A few notes on intrade
1. Intrade is not perfect, which is why I have dabbled in it from time to time. But, remember, the traditional retort to skeptics applies: If you think it is so bad, why aren't you rich trading there?
2. Intrade just "got it wrong" on the SCOTUS and the mandate. They were giving 75% chances to it being struck down. Actually, if they give things 75% chance and they do not go the other way at least 1 in 4, then intrade would be wrong in a much more important sense and you could get rich on intrade. I have not seen any longer term statistics on their predictive power.
3. Every so often, someone looks up intrade and says: Look, it is silly: Obama has 54% and Romney 42%, therefore there is only a 96% that either will be President.
Again, if you think this is so silly, why don't you just buy both Obama and Romney and make that tidy profit?
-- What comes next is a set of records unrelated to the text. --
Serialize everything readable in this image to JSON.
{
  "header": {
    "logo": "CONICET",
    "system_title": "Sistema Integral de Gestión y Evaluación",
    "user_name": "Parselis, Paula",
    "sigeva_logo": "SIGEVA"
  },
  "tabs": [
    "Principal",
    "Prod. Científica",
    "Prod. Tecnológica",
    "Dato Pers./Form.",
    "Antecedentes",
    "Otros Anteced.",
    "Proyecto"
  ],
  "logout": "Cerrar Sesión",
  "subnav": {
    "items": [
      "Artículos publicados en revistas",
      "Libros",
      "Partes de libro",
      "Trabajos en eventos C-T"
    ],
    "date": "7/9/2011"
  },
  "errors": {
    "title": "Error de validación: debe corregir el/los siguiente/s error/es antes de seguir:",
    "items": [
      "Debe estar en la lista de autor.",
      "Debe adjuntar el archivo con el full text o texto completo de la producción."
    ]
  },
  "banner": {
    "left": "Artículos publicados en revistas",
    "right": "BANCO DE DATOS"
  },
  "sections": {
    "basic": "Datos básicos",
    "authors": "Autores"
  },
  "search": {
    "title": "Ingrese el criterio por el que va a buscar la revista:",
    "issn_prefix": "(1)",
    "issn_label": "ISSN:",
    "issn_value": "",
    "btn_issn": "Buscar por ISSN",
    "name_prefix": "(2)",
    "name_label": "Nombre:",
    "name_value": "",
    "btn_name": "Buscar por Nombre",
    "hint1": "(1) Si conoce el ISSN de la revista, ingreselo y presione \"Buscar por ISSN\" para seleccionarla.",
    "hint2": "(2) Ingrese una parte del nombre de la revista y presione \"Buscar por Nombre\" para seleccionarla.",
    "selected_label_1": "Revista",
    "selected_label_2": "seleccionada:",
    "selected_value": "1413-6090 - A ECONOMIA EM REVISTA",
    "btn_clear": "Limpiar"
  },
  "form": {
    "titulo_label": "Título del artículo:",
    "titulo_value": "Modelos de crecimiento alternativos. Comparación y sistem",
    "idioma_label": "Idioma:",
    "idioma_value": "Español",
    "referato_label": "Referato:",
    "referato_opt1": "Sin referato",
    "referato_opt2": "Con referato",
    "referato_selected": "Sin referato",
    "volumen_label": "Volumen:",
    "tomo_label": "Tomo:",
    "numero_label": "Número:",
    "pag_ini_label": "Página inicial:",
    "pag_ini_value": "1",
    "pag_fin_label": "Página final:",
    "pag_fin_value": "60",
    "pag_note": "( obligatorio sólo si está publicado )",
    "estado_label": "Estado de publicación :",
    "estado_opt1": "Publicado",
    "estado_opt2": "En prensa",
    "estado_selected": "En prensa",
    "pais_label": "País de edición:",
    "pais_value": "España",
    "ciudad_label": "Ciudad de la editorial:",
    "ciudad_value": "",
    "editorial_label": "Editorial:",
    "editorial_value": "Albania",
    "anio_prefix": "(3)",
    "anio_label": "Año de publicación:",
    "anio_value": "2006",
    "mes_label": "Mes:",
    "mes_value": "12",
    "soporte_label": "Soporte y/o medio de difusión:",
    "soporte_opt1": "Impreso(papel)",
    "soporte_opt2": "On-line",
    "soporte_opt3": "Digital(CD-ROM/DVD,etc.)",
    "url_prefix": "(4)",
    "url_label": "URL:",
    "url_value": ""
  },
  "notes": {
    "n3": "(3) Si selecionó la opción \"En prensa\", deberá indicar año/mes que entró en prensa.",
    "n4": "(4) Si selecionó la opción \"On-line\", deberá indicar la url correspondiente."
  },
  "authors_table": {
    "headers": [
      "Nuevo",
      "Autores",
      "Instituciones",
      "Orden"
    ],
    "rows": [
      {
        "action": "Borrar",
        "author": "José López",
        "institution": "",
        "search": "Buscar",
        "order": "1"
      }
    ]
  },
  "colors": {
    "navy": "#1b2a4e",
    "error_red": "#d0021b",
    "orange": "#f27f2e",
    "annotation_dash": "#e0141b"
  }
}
There are two points to consider:
(a) The percentage value that intrade gives you is actually not corrected for the fact that they are holding your money. If you buy both Obama and Romney and one of them does get elected, you are basically lending intrade at about 8~10% a year; not bad, but how's their risk rating, what if they go broke?
On a related subject, the intrade interface is slightly misleading: you want to buy when you think that the event is more likely than the current price, even if you still think it will not occur. So, if the current estimate is ~5% and you think it actually will occur 1 in 10 times, then you should buy.
(b) A 5% chance for an election is a once-in-a-century-event. Thinking that one of the candidates will be unavailable (dead, very ill, victim of a scandal so big that their party switches the candidate at the last minute so they can "spend more time with their families") is such a remote possibility that it will not happen even once in a century.
- Again, if intrade is so bad, why aren't you rich?